Results: Samples from 9 pts with SM were included in the analysis (ISM, n=1; SSM, n=1; SM-CMML, n=3; SM-MDS, n=1; SM-CEL, n=1; ASM, n=1; MCL, n=1). Eight pts were KIT D816V positive. At the time of sample collection, treatments included midostaurin (n=3); cladribine (n=1); corticosteroids (n=1); and 4 pts were not receiving any biologic or cytoreductive therapy. All BM samples showed detectable CD117+ MC. Robust and selective cell-surface expression of Siglec-8 was observed in all 6 cases evaluated and 100% of CD117+ FcεRI+ MC were Siglec-8 positive by FACS, including CD25+ MC. Levels of Siglec-8 were comparable to or higher than levels on mature MC isolated from normal skin. In this limited sample size, no difference in Siglec-8 expression was observed between patients receiving different therapies or no therapy.
To evaluate the ADCC activity of recombinant anti-Siglec-8 antibody on MC, enriched BM MC were incubated with anti-Siglec-8 antibody or isotype-matched control antibody at 1 μg/ mL in the presence of purified NK effector cells. In two patients evaluated, significant anti-Siglec-8-mediated ADCC activity on MC was observed using non-autologous NK cells (69% reduction, 1 pt) or autologous NK cells (76% reduction, 1 pt) indicating that anti-Siglec-8 has the potential to reduce MC burden in these patients.
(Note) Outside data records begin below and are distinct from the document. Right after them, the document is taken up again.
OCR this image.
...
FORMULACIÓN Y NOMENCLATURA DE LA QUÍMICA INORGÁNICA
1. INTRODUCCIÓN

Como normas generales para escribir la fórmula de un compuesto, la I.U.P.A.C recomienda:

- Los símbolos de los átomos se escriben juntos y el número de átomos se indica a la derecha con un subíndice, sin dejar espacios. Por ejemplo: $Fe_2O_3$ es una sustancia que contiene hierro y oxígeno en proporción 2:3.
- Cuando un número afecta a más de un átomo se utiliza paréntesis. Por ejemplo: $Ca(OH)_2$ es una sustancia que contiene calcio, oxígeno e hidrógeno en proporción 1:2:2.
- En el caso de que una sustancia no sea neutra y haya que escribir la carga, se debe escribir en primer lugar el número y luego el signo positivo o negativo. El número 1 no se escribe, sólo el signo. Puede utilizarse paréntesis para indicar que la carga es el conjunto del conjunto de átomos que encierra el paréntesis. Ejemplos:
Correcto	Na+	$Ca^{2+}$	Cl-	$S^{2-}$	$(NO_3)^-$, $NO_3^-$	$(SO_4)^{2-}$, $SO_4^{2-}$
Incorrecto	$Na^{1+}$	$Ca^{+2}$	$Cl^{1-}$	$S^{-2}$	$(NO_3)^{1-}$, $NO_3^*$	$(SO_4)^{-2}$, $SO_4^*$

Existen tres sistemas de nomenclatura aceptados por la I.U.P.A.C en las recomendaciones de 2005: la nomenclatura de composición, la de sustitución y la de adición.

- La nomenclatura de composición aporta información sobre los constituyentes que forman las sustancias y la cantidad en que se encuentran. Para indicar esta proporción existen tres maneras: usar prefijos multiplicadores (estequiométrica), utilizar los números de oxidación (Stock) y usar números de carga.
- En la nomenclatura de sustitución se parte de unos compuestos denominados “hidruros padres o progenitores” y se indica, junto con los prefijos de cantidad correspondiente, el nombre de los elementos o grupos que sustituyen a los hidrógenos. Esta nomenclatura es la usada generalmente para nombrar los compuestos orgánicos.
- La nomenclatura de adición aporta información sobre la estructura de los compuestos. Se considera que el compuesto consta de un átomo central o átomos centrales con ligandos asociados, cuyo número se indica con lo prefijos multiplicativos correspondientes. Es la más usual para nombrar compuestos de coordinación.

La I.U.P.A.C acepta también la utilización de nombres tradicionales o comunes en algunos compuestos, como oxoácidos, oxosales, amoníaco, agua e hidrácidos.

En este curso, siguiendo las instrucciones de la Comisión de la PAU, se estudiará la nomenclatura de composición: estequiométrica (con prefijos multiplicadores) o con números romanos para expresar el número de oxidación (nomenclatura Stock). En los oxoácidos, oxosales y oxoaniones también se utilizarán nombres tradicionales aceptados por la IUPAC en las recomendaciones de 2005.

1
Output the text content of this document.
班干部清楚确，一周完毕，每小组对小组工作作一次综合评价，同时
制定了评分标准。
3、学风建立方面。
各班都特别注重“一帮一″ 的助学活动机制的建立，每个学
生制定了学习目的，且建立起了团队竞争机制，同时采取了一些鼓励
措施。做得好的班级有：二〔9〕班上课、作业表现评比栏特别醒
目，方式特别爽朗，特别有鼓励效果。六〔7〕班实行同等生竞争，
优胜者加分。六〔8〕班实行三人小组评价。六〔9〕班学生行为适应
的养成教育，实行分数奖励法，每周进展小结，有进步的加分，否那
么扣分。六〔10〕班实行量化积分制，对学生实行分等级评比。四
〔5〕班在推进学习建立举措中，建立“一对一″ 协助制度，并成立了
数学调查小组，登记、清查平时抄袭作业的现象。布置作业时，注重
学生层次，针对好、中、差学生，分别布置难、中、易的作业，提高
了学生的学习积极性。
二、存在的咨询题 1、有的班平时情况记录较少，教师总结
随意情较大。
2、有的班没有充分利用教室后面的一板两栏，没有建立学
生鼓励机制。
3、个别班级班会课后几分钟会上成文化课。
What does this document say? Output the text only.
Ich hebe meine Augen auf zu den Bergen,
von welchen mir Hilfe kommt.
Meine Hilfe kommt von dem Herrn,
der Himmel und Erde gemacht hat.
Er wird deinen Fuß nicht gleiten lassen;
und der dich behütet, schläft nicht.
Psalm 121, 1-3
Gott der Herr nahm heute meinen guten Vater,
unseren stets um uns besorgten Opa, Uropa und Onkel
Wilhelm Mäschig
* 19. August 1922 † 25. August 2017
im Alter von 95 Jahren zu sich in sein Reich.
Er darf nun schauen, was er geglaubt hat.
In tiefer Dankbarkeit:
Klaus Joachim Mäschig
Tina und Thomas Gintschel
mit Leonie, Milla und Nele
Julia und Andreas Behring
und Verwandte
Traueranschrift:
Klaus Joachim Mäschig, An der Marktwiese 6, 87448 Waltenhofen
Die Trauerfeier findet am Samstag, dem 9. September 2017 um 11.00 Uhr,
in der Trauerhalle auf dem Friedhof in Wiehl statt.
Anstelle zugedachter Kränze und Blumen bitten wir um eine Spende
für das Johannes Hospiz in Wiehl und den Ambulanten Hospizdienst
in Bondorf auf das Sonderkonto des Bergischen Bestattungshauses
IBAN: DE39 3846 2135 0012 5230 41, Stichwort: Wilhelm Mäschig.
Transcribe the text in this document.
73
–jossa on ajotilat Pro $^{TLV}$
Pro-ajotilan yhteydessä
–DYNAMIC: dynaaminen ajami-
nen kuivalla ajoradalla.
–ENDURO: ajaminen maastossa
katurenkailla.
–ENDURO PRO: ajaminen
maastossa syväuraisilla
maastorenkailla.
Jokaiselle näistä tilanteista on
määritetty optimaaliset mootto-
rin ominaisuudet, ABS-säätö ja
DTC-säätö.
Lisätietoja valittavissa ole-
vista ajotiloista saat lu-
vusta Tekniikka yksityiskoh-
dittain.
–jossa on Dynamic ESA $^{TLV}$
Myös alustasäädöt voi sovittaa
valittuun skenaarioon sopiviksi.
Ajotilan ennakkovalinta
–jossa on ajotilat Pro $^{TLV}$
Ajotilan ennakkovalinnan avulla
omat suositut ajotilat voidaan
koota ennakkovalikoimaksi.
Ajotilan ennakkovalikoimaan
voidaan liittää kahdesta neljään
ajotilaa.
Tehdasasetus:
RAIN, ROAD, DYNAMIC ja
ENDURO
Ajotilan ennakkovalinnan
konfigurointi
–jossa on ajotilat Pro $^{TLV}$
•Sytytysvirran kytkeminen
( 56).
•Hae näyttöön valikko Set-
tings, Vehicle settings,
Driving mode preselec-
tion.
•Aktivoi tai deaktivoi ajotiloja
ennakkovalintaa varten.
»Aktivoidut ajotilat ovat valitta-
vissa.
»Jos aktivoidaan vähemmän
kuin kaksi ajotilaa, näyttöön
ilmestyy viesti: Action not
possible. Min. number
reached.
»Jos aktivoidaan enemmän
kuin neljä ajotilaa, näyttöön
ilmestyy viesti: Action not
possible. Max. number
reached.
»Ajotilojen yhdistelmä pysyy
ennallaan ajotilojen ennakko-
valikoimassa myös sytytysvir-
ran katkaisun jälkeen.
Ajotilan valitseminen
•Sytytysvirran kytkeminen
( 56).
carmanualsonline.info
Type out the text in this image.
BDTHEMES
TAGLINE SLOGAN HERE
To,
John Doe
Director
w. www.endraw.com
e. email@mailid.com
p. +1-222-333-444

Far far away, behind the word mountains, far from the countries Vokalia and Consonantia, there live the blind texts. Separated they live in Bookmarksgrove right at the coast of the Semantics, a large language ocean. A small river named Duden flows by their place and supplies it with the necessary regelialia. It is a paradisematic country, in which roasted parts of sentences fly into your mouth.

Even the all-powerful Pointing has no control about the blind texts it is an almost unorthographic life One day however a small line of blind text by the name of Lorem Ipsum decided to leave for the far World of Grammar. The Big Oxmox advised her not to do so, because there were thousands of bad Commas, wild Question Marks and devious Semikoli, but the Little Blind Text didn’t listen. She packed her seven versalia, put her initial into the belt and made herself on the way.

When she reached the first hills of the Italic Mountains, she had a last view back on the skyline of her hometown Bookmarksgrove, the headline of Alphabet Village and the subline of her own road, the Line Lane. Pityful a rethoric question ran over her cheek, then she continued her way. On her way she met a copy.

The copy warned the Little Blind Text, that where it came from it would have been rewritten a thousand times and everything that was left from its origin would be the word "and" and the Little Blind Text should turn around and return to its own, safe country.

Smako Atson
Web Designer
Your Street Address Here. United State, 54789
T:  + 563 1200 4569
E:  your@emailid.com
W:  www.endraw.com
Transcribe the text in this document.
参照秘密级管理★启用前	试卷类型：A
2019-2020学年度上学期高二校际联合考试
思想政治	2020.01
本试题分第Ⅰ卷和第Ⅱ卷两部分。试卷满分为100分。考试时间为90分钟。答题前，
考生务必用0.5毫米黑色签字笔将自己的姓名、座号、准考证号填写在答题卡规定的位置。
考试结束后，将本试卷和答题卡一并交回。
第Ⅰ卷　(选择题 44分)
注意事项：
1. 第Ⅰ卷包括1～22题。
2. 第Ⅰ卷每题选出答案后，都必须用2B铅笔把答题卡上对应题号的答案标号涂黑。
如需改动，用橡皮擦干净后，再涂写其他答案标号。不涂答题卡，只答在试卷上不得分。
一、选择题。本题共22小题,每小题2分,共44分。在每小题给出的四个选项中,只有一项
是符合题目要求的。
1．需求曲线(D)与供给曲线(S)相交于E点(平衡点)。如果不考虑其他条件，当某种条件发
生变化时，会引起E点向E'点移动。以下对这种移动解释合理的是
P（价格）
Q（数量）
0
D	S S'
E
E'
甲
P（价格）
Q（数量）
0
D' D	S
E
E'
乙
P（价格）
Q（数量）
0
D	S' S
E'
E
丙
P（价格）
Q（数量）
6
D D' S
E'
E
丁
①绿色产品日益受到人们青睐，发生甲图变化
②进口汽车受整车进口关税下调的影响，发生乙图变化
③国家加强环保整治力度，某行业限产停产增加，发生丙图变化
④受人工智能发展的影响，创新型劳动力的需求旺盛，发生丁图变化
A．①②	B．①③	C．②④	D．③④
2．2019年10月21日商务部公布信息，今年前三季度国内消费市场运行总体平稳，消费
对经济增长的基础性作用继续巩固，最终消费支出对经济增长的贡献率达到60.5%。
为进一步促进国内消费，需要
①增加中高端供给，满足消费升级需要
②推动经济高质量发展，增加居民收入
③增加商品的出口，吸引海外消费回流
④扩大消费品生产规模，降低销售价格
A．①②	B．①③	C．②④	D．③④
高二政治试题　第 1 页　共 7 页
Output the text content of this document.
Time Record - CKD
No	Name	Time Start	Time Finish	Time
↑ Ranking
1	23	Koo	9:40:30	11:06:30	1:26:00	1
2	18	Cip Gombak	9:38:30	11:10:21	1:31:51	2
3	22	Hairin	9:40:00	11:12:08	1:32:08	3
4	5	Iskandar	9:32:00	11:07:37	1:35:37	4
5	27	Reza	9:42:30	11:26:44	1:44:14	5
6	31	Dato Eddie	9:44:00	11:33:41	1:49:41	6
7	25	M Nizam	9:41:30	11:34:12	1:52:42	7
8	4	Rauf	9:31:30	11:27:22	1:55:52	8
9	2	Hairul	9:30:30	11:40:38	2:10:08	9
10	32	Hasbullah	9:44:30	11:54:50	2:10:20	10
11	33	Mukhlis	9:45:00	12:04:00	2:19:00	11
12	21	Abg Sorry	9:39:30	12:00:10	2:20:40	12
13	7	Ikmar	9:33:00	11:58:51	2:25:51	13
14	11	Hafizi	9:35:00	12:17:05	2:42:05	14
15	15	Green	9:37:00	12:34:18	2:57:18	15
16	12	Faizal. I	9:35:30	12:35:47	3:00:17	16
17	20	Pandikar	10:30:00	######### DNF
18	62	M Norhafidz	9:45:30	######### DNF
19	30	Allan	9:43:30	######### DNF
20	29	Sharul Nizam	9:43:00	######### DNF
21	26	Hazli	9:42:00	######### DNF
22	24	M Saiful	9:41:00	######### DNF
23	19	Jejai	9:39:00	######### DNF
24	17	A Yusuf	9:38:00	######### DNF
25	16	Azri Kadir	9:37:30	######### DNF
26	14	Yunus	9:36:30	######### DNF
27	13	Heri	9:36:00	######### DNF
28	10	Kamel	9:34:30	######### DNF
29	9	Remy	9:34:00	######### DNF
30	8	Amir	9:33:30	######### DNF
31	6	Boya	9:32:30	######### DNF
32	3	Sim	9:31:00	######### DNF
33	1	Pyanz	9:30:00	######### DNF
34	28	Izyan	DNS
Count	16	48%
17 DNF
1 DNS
ADCC activity has been reported to be defective in some cancer patients. To evaluate the ability of effector cells in SM patients to mediate ADCC, an assay was developed using a Siglec-8 transfected target cell line to screen blood samples for ADCC activity induced by anti-Siglec-8 antibody. Using PBL as effector cells, ADCC was observed in all samples tested (5/5). Titration of antibody was performed on 2 samples and potent ADCC activity was observed in both, with an EC50 for target depletion of 49 and 65 ng/mL of anti-Siglec-8 antibody, respectively.
Conclusion: These data provide a strong rationale for evaluating the effect of an antibody to Siglec-8 with ADCC activity in patients with SM.
Disclosures
Falahati: Allakos, Inc.: Employment, Other: Options for Equity Owernship. Bright:Allakos, Inc.: Employment, Other: Options for Equity Owernship. Dorenbaum:Allakos, Inc.: Employment, Equity Ownership. Bebbington:Allakos, Inc.: Employment, Equity Ownership, Membership on an entity's Board of Directors or advisory committees. Tomasevic:Allakos, Inc.: Employment, Equity Ownership. George:Allakos: Research Funding; Novartis: Consultancy. Gotlib:Allakos, Inc.: Consultancy.